As in our first encounter, his smile transformed him. But unlike the first time, I did not drop my eyes. Rather I tried to probe that figure of beauty and wisdom and power much as I had explored the oak, to travel the paths of his thoughts, to unravel the mysteries of his intentions. But I had not the power, and the vision soon faded. Nyel was but a lean, gray-haired man with marvelous eyes, eyes that were filled with kindness and love and long-held sorrow.
I told myself that he was mad, and so these things I felt from him were surely some false creation. But I was a Warden, trained to see and feel the truth within the soul, and he was not false. Everything he expressed was reflected in me, as if I were a mirror of his heart. And so I was forced back to the question. “Nyel, please tell me why I'm here.
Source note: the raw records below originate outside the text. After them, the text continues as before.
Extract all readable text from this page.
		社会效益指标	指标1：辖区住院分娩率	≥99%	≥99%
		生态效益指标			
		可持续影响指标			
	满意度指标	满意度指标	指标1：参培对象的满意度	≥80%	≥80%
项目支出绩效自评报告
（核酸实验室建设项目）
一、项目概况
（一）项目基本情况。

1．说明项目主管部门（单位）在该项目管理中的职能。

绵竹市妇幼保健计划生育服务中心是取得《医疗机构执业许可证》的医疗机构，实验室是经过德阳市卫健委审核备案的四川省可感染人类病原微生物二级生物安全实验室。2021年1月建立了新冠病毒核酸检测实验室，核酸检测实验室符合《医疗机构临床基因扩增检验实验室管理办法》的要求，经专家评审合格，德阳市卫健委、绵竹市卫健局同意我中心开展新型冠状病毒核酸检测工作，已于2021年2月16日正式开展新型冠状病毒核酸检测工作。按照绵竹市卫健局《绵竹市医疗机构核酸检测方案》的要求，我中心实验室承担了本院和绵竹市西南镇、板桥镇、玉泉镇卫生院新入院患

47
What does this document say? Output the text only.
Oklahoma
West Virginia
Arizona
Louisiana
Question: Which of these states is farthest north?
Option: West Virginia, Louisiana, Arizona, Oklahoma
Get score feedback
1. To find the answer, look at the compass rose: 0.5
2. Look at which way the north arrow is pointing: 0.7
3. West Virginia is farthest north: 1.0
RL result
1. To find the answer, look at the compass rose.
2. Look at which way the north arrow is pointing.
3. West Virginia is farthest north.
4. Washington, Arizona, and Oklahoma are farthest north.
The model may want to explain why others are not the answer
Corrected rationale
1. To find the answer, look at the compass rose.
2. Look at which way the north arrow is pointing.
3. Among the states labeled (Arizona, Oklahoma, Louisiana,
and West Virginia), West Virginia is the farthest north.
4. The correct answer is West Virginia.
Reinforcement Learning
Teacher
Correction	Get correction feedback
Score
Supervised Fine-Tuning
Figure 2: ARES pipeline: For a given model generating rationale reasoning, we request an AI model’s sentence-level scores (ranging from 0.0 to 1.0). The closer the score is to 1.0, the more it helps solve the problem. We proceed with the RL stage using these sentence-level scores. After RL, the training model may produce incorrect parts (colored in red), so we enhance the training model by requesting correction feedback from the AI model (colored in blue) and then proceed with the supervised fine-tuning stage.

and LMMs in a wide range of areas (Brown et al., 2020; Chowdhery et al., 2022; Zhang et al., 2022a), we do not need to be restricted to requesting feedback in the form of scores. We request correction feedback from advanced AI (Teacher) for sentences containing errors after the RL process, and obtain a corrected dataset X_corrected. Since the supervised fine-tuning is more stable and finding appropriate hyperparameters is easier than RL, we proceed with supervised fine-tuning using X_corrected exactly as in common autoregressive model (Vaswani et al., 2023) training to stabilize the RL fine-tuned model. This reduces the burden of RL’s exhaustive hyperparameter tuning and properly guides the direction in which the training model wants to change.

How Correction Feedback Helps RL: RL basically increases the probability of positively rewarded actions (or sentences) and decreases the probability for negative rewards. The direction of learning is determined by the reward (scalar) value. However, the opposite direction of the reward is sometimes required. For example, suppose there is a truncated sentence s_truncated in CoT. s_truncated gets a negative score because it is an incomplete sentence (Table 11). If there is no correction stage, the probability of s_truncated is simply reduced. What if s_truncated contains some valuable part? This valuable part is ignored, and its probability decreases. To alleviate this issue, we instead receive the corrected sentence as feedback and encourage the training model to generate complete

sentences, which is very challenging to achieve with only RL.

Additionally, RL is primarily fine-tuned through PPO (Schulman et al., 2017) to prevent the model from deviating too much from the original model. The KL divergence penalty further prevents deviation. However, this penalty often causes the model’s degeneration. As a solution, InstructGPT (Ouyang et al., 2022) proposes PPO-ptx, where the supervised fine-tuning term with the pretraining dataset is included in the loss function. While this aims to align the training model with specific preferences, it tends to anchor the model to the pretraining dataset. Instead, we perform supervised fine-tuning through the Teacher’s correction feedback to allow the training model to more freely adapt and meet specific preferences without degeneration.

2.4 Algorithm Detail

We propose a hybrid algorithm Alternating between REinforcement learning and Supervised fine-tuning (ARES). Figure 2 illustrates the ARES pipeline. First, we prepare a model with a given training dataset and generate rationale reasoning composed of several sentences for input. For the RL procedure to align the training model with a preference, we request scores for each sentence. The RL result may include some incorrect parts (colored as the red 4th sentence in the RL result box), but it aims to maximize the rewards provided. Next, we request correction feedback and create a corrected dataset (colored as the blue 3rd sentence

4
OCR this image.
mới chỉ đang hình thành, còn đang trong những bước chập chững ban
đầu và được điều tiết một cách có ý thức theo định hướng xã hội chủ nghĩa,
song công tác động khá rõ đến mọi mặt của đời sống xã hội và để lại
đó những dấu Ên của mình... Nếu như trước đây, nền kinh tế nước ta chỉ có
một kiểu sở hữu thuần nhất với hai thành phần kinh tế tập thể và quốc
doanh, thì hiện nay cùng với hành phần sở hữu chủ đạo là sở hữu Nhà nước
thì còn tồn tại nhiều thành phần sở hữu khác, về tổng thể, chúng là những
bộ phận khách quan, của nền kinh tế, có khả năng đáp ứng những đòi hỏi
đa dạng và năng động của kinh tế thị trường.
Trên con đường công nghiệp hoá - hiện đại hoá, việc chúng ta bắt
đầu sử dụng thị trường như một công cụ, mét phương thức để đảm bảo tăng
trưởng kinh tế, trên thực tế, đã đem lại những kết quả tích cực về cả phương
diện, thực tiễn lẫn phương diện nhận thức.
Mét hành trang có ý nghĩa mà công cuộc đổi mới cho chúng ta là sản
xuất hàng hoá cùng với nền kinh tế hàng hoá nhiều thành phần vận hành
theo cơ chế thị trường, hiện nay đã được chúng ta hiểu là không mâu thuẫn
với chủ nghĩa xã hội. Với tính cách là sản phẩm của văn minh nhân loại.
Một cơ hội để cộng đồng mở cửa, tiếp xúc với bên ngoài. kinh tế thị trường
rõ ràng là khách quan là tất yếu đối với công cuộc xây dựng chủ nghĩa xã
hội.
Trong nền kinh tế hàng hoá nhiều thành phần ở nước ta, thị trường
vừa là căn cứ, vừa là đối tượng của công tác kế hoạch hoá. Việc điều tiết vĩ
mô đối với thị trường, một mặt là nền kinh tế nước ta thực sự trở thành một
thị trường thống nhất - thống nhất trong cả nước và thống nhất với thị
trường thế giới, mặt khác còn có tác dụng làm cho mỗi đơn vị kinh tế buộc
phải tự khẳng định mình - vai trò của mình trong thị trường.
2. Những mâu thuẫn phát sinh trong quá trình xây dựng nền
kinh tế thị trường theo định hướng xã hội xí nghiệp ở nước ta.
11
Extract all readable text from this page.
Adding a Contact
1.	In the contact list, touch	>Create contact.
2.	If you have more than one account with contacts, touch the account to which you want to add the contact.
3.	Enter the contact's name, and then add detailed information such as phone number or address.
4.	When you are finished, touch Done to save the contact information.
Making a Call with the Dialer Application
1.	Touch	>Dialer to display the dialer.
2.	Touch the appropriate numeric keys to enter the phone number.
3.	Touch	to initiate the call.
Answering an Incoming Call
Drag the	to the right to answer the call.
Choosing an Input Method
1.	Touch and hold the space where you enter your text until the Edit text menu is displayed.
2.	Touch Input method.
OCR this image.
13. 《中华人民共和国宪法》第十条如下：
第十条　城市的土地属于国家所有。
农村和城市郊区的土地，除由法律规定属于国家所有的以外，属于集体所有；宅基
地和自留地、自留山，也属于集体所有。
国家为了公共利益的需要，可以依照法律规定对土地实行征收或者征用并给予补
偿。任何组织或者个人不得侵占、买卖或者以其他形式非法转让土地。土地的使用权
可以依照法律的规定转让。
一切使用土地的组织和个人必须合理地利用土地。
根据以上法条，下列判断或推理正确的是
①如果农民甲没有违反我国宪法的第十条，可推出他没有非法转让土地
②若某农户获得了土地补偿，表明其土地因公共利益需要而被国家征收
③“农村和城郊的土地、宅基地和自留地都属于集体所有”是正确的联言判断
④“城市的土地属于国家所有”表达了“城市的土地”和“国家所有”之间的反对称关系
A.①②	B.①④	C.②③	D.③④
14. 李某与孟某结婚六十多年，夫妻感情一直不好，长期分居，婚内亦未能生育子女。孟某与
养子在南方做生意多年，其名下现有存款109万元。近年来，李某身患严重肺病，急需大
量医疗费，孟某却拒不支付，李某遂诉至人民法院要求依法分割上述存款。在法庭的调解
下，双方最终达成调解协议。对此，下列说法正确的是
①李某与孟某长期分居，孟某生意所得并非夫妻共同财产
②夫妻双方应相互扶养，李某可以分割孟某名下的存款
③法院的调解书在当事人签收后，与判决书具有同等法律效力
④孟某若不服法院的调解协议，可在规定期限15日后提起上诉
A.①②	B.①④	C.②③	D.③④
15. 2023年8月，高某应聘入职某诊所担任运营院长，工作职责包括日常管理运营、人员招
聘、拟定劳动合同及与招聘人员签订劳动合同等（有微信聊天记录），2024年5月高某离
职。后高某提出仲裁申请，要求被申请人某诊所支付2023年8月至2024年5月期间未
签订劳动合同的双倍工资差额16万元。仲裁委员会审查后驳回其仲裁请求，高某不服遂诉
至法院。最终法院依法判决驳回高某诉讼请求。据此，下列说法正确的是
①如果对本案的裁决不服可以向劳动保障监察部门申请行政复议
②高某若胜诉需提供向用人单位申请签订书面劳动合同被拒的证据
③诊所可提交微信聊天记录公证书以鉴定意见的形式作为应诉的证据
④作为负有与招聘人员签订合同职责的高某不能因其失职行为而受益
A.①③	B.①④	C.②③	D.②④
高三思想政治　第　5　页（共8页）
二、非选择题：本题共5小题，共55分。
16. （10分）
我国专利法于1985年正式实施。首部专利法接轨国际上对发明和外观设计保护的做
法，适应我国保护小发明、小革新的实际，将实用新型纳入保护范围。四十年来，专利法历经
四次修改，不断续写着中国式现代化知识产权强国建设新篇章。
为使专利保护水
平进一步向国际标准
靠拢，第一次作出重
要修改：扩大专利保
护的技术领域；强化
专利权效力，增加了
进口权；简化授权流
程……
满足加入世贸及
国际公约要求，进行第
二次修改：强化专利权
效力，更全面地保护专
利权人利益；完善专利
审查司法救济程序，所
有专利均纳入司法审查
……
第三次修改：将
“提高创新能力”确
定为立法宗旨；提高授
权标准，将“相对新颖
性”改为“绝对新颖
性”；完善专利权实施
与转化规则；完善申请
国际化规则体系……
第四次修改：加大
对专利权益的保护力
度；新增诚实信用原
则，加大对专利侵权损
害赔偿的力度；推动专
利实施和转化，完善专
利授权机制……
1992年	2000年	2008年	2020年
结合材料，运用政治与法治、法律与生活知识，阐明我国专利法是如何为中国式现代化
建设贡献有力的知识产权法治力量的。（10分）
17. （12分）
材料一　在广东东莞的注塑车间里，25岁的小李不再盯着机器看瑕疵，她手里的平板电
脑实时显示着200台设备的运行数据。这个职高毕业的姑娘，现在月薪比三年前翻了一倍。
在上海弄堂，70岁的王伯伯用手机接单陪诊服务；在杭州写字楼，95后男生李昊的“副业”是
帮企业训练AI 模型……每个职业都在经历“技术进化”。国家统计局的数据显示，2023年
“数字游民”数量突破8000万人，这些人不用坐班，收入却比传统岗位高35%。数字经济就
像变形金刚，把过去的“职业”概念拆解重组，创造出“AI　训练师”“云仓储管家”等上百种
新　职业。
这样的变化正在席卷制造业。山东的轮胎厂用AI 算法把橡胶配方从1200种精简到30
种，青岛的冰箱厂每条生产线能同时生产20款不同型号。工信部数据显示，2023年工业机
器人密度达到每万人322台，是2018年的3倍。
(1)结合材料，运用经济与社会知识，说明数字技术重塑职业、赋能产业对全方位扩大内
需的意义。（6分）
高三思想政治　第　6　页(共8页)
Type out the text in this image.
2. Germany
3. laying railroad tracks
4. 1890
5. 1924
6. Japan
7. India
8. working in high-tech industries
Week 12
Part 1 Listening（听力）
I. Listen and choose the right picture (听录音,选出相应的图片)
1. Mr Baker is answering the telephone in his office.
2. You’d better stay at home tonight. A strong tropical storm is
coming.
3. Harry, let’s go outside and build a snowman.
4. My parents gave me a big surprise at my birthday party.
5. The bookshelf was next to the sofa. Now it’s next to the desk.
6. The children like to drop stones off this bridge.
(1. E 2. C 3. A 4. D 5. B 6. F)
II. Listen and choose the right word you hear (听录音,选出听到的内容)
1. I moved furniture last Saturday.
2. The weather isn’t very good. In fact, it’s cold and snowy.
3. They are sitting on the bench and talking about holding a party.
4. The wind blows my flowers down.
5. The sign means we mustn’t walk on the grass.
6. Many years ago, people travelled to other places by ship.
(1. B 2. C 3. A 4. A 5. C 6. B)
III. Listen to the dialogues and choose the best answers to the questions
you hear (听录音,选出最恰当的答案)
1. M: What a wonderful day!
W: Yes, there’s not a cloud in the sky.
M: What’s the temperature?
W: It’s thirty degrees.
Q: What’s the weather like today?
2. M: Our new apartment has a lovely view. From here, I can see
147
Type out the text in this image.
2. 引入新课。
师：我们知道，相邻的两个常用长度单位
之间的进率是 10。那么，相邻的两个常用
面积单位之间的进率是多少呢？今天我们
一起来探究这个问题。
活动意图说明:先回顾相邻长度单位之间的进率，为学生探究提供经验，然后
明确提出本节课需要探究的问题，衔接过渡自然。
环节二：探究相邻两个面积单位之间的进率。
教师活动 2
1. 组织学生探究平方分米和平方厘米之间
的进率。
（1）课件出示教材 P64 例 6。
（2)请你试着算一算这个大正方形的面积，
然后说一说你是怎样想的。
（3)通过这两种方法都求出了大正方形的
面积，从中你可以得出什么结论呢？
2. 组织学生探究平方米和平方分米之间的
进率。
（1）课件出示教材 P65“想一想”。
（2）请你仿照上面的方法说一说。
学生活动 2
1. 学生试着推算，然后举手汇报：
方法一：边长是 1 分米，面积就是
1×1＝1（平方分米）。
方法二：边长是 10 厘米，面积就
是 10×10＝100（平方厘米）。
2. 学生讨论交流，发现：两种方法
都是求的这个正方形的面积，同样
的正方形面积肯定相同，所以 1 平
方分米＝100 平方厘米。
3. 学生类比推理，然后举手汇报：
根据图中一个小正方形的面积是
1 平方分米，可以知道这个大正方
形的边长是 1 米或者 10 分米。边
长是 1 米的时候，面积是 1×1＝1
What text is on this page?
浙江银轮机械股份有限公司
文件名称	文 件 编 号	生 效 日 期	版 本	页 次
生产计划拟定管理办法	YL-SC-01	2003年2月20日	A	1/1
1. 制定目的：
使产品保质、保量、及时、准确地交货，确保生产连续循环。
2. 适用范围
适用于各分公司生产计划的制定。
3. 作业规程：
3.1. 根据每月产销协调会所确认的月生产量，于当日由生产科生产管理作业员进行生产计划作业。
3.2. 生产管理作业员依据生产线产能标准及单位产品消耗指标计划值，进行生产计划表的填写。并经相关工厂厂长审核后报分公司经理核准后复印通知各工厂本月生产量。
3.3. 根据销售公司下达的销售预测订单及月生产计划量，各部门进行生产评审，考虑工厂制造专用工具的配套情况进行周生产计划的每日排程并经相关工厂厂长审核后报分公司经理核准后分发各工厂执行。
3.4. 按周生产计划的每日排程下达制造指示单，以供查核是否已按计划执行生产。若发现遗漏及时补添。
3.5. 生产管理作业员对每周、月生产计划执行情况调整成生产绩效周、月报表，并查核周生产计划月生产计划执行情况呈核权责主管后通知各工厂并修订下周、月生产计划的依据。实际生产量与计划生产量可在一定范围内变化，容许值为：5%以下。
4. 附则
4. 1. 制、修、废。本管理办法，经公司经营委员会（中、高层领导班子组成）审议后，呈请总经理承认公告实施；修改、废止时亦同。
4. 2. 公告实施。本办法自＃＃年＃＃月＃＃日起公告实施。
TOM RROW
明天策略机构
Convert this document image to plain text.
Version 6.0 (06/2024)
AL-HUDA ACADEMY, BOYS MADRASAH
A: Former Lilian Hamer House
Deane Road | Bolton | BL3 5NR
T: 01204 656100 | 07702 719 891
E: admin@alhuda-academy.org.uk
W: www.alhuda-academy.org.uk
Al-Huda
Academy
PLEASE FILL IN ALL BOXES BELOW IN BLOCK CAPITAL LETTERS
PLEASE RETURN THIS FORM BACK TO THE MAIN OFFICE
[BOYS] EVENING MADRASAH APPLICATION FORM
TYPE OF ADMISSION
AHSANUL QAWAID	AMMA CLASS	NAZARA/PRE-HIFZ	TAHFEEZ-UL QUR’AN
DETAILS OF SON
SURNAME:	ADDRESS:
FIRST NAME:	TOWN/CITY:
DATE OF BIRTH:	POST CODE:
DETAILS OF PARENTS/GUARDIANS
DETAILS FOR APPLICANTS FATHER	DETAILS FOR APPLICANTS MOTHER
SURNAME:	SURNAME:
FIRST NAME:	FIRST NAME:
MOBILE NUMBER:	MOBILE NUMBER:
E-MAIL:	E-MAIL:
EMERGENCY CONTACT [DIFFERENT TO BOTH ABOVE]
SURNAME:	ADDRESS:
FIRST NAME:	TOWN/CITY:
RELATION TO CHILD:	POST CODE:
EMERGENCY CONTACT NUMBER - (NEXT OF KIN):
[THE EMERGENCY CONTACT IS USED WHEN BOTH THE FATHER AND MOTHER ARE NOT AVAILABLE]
Why me?”
His smile vanished, and he would not answer.
Every few days, between my studies and enchantments, I would traverse the ocean of dreams and return to Aleksander by way of my dreamer. The Bek rescue and Gan Hyffir raid had been successful, a needed victory, a tale that would take on its own life and spread throughout the Empire. The Prince had sent Bohdan to Edik just as I had delivered him, naked and bound. At risk of their own lives, four warriors of the Bek had pledged to throw the brute at the Emperor's feet, leaving Edik with a cruel dilemma. Would he give Bohdan up to the Hamraschi, risking his alliance with the powerful Rhyzka, or would he refuse his Hamrasch allies their blood price, risking the same vengeance that had fallen on Aleksander? Along with Bohdan, the Bek warriors presented Edik with one more gift—a falcon's feather. No one in Zhagad would fail to know its meaning. The Denischkar falcon was in flight. Aleksander was coming.